Puis en même temps que s’effectuaient les actes de solidarité, j’avais en charge de m’occuper des ʺenfants de nos camarades fusillésʺ dans les premières années qui suivaient la capitulation nazie en 1945. Cet organisme, ʺvacances aux enfants de fusillésʺ envoyaient ces jeunes pendant un mois en vacances, et notre contribution consistait à faire passer la visite de dépistage et de non-contagion. Là aussi, les mêmes personnes que pour les soins aux blessés assuraient bénévolement cette tâche humaine qui s’effectuait  le dimanche matin. J’en avais la responsabilité par les directions successives de la policlinique. Des centaines et des centaines d’enfants de fusillés bénéficieront pendant plusieurs années de la solidarité de la policlinique. Les enfants grandirent et bien entendu cette action solidaire aussi. Une action nouvelle de solidarité remplaça les ʺenfants de fusillésʺ. Cette nouvelle activité très ʺrégion parisienneʺ s’appelait le ʺbol d’air des gamins de Parisʺ, réservée aux enfants nécessiteux. Cette action, bénévole, de solidarité, bénéficia de la structure élaborée pour les soins aux blessés. Elle assura les visites de dépistage et de non-contagion de 1960 à 1976 chaque dimanche de juin à fin juillet, avec environ 200 enfants à chaque séance. Des milliers d’enfants durant toutes ces années, de 1945 à 1955 pour les enfants de fusillés et de 1960 à 1976 pour le ʺbol d’airʺ ont été accueillis par la solidarité de la policlinique avec ses médecins, ses personnels non-médicaux et administratifs.

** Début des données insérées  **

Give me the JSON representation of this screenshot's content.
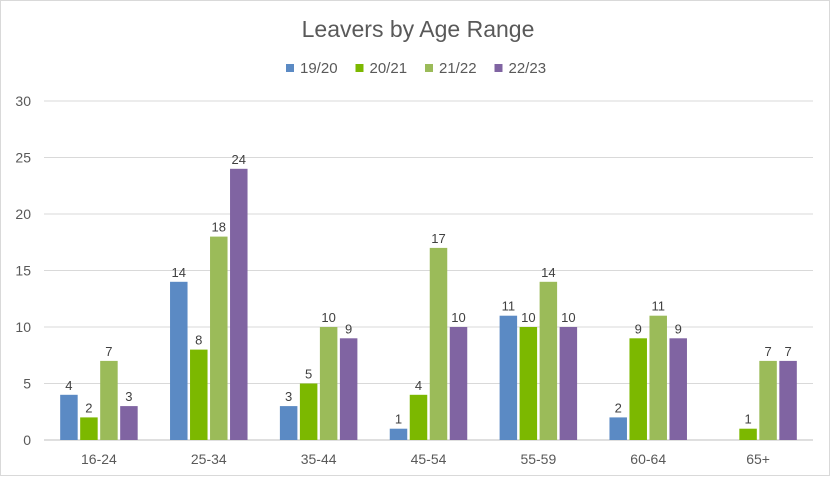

Cet effort, hautement apprécié, démontre que la solidarité et la fraternité, mises en place en son temps par le docteur Pierre Rouquès, a été une activité qui a envahi la vie syndicale des Unions des syndicats des travailleurs de la métallurgie de la région parisienne et la vie de centaines de personnes. Les salariés de la policlinique peuvent être fiers du sens qu’ils ont donné à ces simples mais nobles mots : solidarité et fraternité. »

Serge Antoine

[1] Henri Bompays a été le directeur de la policlinique des métallurgistes de septembre 1949 à avril 1951, après avoir été en 1948 le secrétaire général de la société anonyme propriétaire de la Maison des Métallurgistes, au 94 rue Jean-Pierre Timbaud à Paris (11e arr.).

[2] Une biographie est en ligne sur le site du Maitron : https://maitron.fr/spip.php?article129851.

[3] Le 8 mai 1943, il est déporté, sous le numéro de matricule 66 115, au camp de concentration de Sachsenhausen (Allemagne), dans le Kommando Heinkel, un camp de concentration dédié à l’usine de construction aéronautique. Il est rapatrié le 4 mai 1945 de Crivitz (Allemagne).

[4] Il a épousé Ginette, André Mignot le 30 juin 1951 à la mairie du treizième arrondissement de Paris.

[5] Pierre Rouquès est décédé le 19 avril 1952 à Créteil (Val-de-Marne). Inhumé le 23 avril au cimetière du Père-Lachaise à Paris (11e arr.), il partage sa sépulture avec Ambroise Croizat, secrétaire général de la Fédération et ministre du Travail et de la Sécurité sociale.

[6] Hocine Belaïd est tué à l’occasion de la manifestation du 24 mai 1952 contre la venue à Paris du général Ridgway, commandant suprême de l’OTAN et non, comme Serge Antoine l’évoque, lors d’une manifestation contre la CED.